Von Roland Spiegel.
Urplötzlich scheint zumindest ein Teil des Publikums um Jahrzehnte jünger: Zuhörer im Schüler- und Studentenalter flankieren ausgelassen tanzend die Sitzreihen. Und auch von den Älteren hält es viele nicht auf den Sitzen. Der Grund: Jazz trifft Techno – und reißt mit. Zumindest dann, wenn er von der Münchner Jazzrausch Bigband gespielt wird, einem jungen, 15-köpfigen Ensemble, dessen Chefs der barocke Kraftkerl Roman Sladek an der Posaune und der filigrane Denker Leonhard Kuhn am Laptop sind. Kuhn, auch studierter Mathematiker, schreibt für diese Band Stücke von nerdig verschrobenem Witz. Da inspiriert ihn etwa ein mathematisches Phänomen wie die sogenannte Dirichlet-Funktion zu einem Liebeslied. Und in flackernd nervösen Klängen peitscht es die Zuhörer durch emotionale Zustände. Die Band, mit einem Bläsersatz, der auch eine Tuba enthält, ist ein Muster an knifflig-unterhaltsamer Präzisionsarbeit. Jubel in der ausverkauften Wackerhalle in Burghausen. Jazzrausch – so wirkt er.

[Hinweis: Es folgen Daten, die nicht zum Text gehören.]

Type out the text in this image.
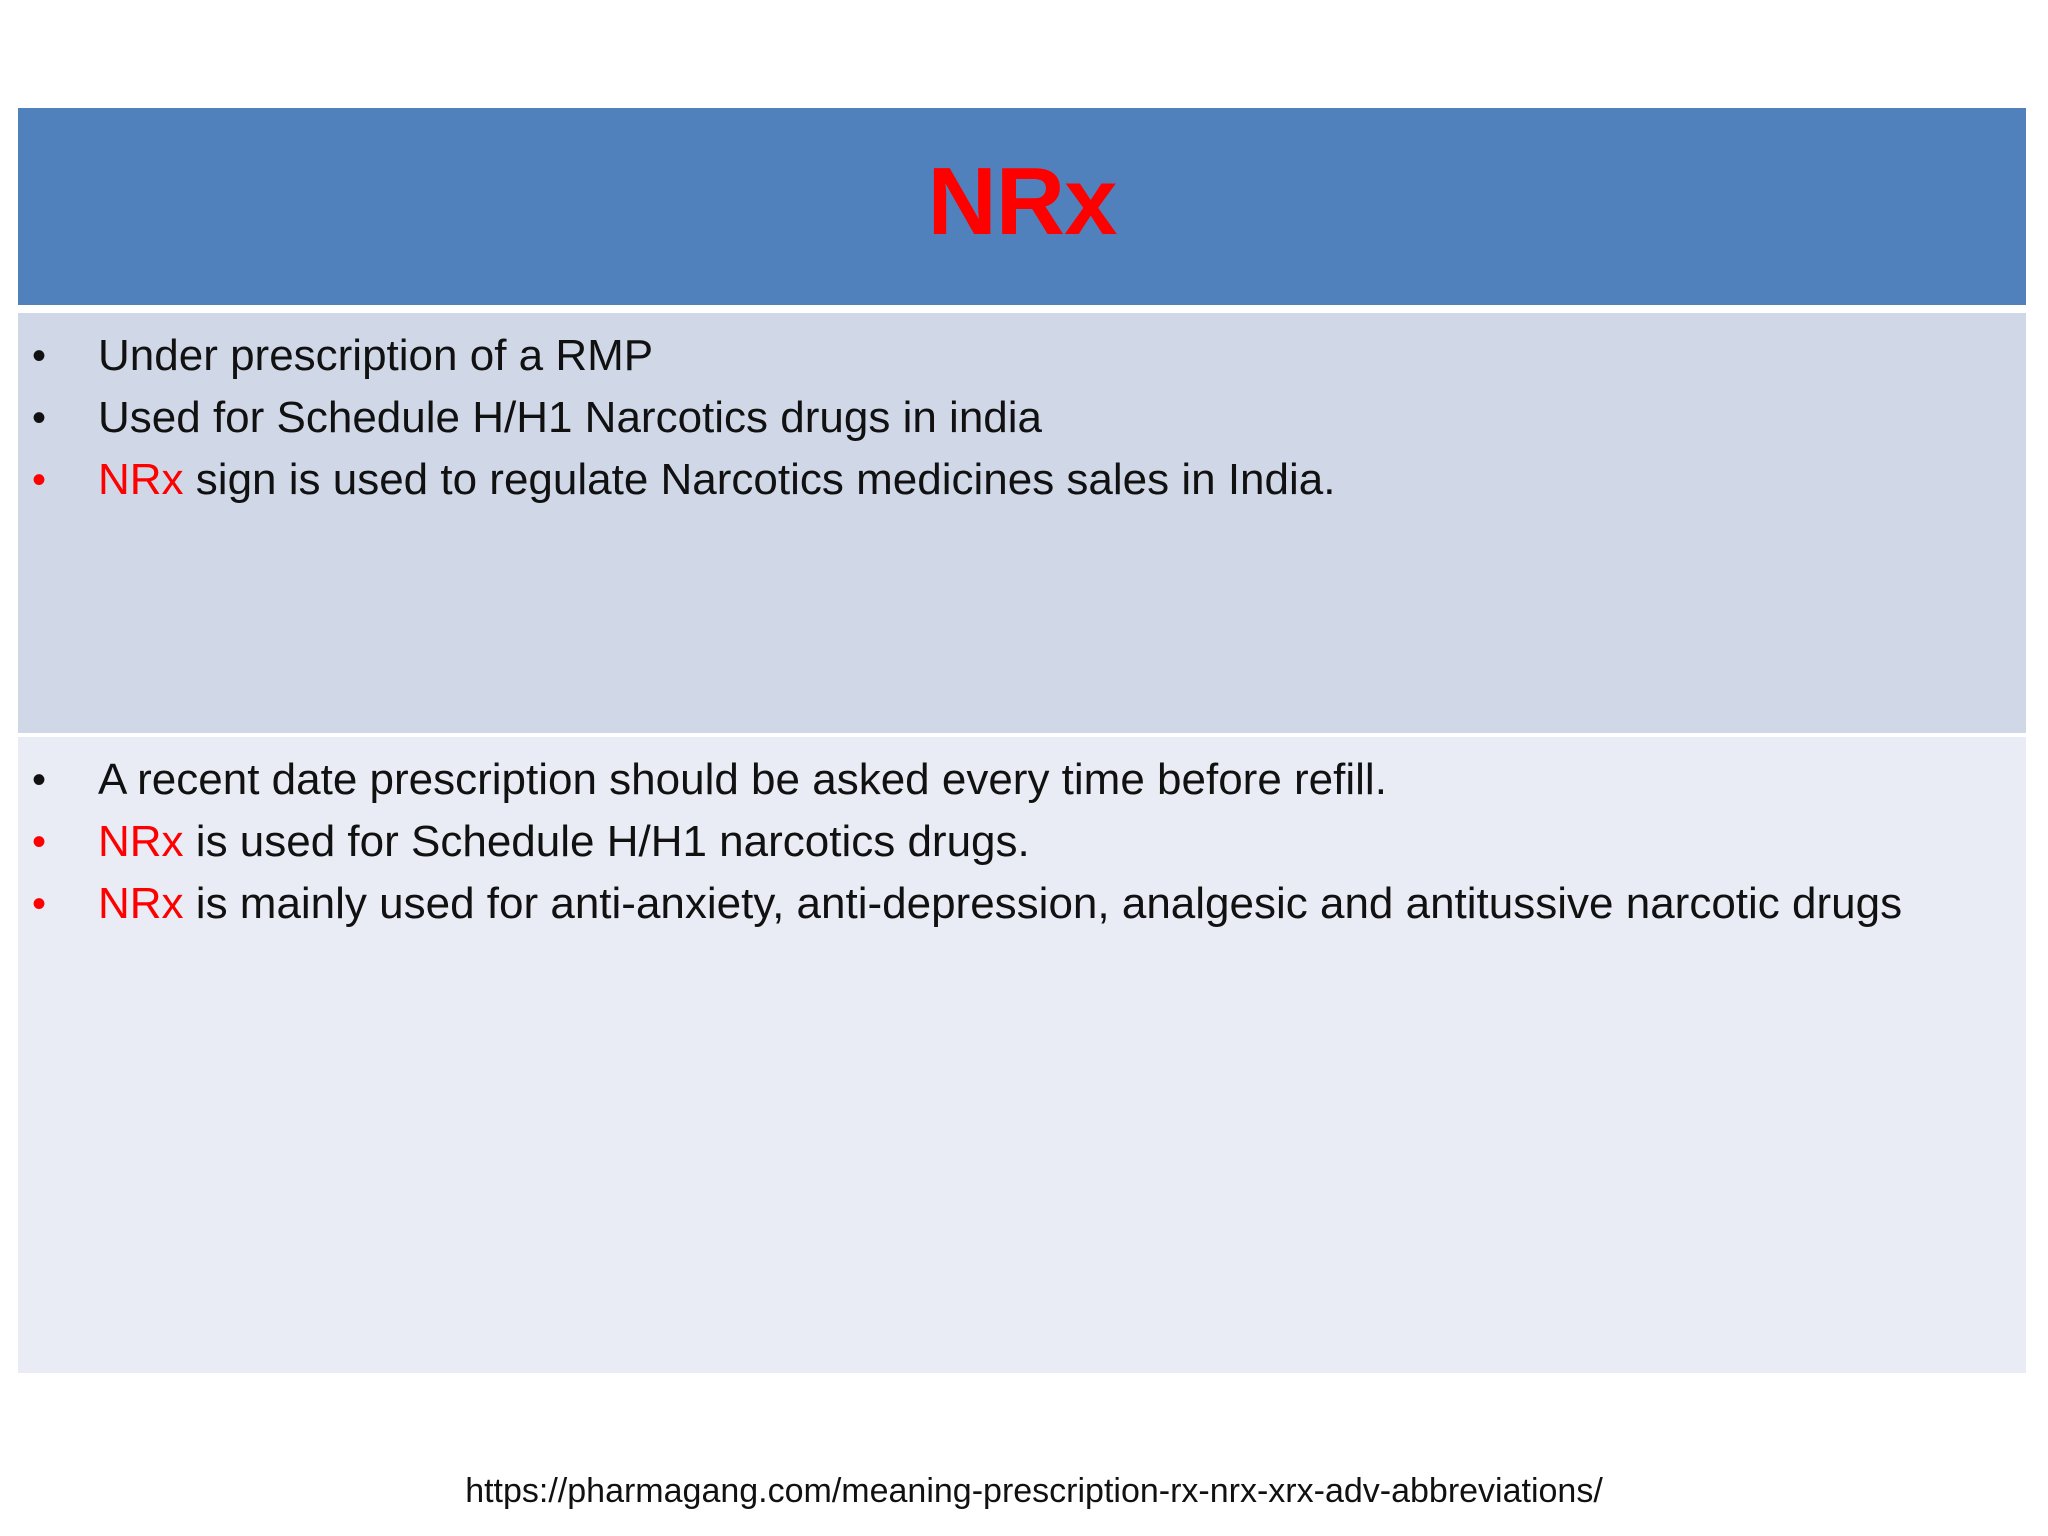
NRx
•	Under prescription of a RMP
•	Used for Schedule H/H1 Narcotics drugs in india
•	NRx sign is used to regulate Narcotics medicines sales in India.
•	A recent date prescription should be asked every time before refill.
•	NRx is used for Schedule H/H1 narcotics drugs.
•	NRx is mainly used for anti-anxiety, anti-depression, analgesic and antitussive narcotic drugs
https://pharmagang.com/meaning-prescription-rx-nrx-xrx-adv-abbreviations/
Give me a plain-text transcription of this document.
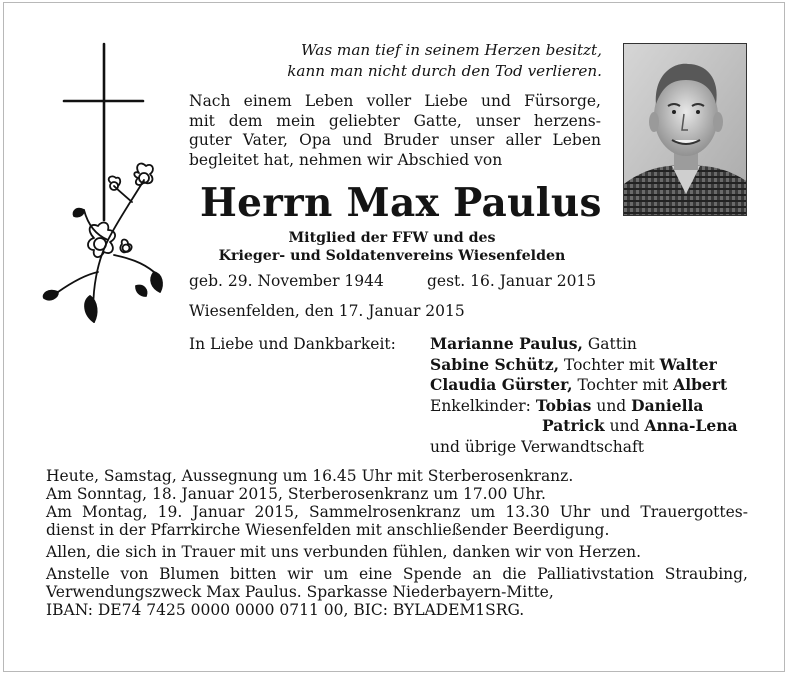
Was man tief in seinem Herzen besitzt,
kann man nicht durch den Tod verlieren.
Nach einem Leben voller Liebe und Fürsorge,
mit dem mein geliebter Gatte, unser herzens-
guter Vater, Opa und Bruder unser aller Leben
begleitet hat, nehmen wir Abschied von
Herrn Max Paulus
Mitglied der FFW und des
Krieger- und Soldatenvereins Wiesenfelden
geb. 29. November 1944	gest. 16. Januar 2015
Wiesenfelden, den 17. Januar 2015
In Liebe und Dankbarkeit: Marianne Paulus, Gattin
Sabine Schütz, Tochter mit Walter
Claudia Gürster, Tochter mit Albert
Enkelkinder: Tobias und Daniella
Patrick und Anna-Lena
und übrige Verwandtschaft
Heute, Samstag, Aussegnung um 16.45 Uhr mit Sterberosenkranz.
Am Sonntag, 18. Januar 2015, Sterberosenkranz um 17.00 Uhr.
Am Montag, 19. Januar 2015, Sammelrosenkranz um 13.30 Uhr und Trauergottes-
dienst in der Pfarrkirche Wiesenfelden mit anschließender Beerdigung.
Allen, die sich in Trauer mit uns verbunden fühlen, danken wir von Herzen.
Anstelle von Blumen bitten wir um eine Spende an die Palliativstation Straubing,
Verwendungszweck Max Paulus. Sparkasse Niederbayern-Mitte,
IBAN: DE74 7425 0000 0000 0711 00, BIC: BYLADEM1SRG.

Zum 49. Mal gab es im März die Internationale Jazzwoche im südostbayerischen Grenzort Burghausen an der Salzach. In der Stadt mit der über einen Kilometer langen Burg dachte man schon dieses Jahr viel ans nächste, das Jubiläums-Jahr. Aber auch die Vorjubiläums-Ausgabe überraschte mit einigen atmosphärisch besonders geglückten Highlights. Die spielten sich nicht zuletzt in Generationen-Gegensätzen ab. Denn besonders auffällig bei diesem Festival waren neben schwungvollen Jung-Jazzern nicht zuletzt zwei über 80-jährige Saxofonisten. Der eine: der aus Kamerun stammende und in Frankreich lebende Manu Dibango, 84 und vom Erscheinungsbild her ein Mann in den allerbesten Jahren. Er spielte zu den feinen, präzisen Rhythmen seiner Band Tenorsaxofon mit makellosem, weichem Ton und brachte mit magnetischer Musikalität den Saal zum Schwelgen. Der zweite: der Mann, der einst Henry Mancinis „Pink Panther“ zum Klingen brachte – der Amerikaner Don Menza (81). Er powerte mit seinem Quartett sechs Abende im Burghauser Jazzkeller und verblüffte mit Tenorsaxofontönen von schier berstender Kraft.
Vielleicht gibt es im Jazz einfach kein Alter. Denn auch der Künstlerische Leiter der Jazzwoche, Joe Viera (85), kann noch immer mit glänzenden Augen musikalische Überraschungen bewundern: etwa die gelassen-energiegeladene Art, wie die aktuelle Band des Schlagzeugers Wolfgang Haffner (unter anderem mit Vibrafonist Christopher Dell, Pianist Roberto Di Gioia und Gitarrist Daniel Stelter) Stücke wie Chick Coreas „Spain“ und Eigenkompositionen wie „Star“ spielte. 1986, mit 20, hatte der Burghauser Dauergast Haffner in der Band von Saxofonist James Moody erstmals bei diesem Festival gespielt. Damals gehörte er zu den Entdeckungen. Diesmal war es vor allem die Gruppe Leléka aus Berlin, die Siegerband des diesjährigen Burghauser Jazzwettbewerbs, mit der ukrainischen Sängerin Viktoria Anton. Eine Stimme mit Aura und einem hellen, weichen Klang voll fesselnd natürlicher Kraft. Nach einem Klagelied über die Opfer des Krieges verharrte das Publikum nach dem letzten Ton 20 Sekunden in atemloser Stille. Jazz – in Fällen wie diesem Musik mit starker menschlicher Botschaft.